Funny old business, but for a while at least Microsoft were selling Windows built on "New Technology" with a gigantically capitalised N & T in an effort to distance themselves from the original meaning of NT which was "Northern Telecom" i.e. a half decent version of windows written by someone else that didn't crash every 5 minutes.

(I'm on Debian & although there are sometimes problems at least I haven't paid through the nose for the privelege)
 
They do, and I would expect Mac users to be more enthusiastic about it. For Windows users, the thought of all the hassles of upgrading and a more lumpy operating system keeps them attached to their current OS. That is why Windows XP is still thriving on many PCs today--and why those people refuse to upgrade. They've used it for so long and they find it to fit all their needs (confortably). I bet Windows 7 was a new beginning for some of these folk. It greatly improved Vista and runs much faster.

Mac users actually have something to look forward to. To begin with, Mac OS doesn't get such bad scrutiny as Windows does. New versions are packed with enhanced features that appeal to the user. The upgrading process is simpler, although from what I've seen so far, Windows 8 has eased the process. With new features and the air of anticipation surrounding a new OS 10.x, why wouldn't they be motivated to upgrade?
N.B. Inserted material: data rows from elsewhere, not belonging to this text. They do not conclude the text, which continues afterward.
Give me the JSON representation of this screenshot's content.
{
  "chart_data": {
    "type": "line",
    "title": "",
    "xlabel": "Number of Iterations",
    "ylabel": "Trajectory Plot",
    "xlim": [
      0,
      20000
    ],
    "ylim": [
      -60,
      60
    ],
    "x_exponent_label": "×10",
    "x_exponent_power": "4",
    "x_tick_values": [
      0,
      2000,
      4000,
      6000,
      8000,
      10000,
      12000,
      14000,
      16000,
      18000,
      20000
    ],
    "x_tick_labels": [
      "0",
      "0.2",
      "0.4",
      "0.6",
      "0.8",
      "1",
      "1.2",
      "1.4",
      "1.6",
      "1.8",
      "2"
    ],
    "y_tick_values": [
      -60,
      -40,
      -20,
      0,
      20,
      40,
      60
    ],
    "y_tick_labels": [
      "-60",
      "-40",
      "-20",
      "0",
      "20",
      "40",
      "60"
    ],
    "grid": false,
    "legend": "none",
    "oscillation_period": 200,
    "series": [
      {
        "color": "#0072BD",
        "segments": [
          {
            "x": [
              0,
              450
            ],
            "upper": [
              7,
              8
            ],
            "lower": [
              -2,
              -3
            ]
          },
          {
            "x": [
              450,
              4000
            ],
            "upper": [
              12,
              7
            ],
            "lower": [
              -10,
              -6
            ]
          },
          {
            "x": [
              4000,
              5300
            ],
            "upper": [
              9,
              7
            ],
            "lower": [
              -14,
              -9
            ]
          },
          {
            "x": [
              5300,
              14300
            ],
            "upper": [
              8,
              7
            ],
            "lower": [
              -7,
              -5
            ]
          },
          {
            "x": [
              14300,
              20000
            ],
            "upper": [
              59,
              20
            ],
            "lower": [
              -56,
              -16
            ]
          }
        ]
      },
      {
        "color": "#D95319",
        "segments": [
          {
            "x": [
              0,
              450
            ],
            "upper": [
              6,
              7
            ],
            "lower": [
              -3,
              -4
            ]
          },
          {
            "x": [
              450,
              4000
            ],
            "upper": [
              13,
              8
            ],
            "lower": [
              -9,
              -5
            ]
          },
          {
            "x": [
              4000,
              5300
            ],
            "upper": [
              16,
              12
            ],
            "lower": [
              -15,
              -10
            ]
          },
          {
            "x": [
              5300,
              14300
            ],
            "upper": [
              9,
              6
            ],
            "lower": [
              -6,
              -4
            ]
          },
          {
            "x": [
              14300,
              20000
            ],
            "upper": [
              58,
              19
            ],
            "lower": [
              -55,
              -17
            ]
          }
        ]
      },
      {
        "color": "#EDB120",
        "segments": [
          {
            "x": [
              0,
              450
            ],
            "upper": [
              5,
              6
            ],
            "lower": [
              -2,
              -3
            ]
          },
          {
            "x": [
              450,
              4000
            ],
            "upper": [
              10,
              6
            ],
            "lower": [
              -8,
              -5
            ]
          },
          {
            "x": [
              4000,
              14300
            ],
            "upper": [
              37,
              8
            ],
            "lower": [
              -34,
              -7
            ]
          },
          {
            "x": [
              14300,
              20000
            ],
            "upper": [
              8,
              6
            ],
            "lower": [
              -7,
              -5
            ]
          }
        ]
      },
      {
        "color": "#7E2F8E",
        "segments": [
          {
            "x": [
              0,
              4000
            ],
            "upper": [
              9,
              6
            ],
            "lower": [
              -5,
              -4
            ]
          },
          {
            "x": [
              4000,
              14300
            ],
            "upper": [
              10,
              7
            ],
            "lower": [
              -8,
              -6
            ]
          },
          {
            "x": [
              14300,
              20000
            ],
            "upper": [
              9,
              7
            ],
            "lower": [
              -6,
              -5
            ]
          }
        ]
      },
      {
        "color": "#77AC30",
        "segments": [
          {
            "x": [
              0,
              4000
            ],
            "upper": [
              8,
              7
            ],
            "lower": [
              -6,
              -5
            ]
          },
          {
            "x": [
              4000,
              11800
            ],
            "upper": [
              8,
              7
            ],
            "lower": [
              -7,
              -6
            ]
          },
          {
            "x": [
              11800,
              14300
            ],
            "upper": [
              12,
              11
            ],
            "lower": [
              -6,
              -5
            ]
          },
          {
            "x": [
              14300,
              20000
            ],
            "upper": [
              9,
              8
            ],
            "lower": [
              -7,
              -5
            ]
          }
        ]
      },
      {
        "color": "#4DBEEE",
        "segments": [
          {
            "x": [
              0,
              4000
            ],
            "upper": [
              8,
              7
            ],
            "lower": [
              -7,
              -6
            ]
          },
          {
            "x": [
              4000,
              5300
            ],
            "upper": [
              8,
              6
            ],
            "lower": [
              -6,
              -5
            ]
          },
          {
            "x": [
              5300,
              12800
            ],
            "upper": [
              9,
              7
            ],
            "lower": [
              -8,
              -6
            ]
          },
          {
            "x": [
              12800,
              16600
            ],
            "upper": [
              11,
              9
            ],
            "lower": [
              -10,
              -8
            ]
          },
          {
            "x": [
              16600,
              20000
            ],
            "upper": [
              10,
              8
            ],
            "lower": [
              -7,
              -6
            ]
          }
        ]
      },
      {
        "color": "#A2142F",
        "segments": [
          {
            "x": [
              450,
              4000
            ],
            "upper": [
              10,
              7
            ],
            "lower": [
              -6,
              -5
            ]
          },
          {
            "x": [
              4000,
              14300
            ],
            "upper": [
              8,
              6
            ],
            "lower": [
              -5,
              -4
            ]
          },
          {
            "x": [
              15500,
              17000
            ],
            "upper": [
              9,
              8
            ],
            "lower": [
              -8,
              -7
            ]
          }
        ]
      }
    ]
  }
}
Two different types of camps, one that buys to last, one that leases a new car every couple of years.
First I have heard of features Apple has that Windows + Application does not have. Apple is designed to make as much money on hardware as possible, which is why the upgrade in hardware is more about asthetics and forcibly happens more often. I like upgrading hardware, but when an OS is open enough to run on different hardware with tons of software it is designed to last. The bad press comes from being #1 (ie Apple maps) and greater scrutiny which is usually deserved. What is amazing is an XPS I bought 7 years ago runs Windows 7 and 8 better than it ran XP. Unheard of on a hardware centric ecosystem rather than just a pure OS. It's why Mobile is designed to be thrown away and is just right for Apple. Nothing wrong with that if you like to replace your hardware every 2 years. I tend to want things that work to last a while. Too bad beginning with Windows 8 Microsoft is now in the disposable hardware business like it's rival.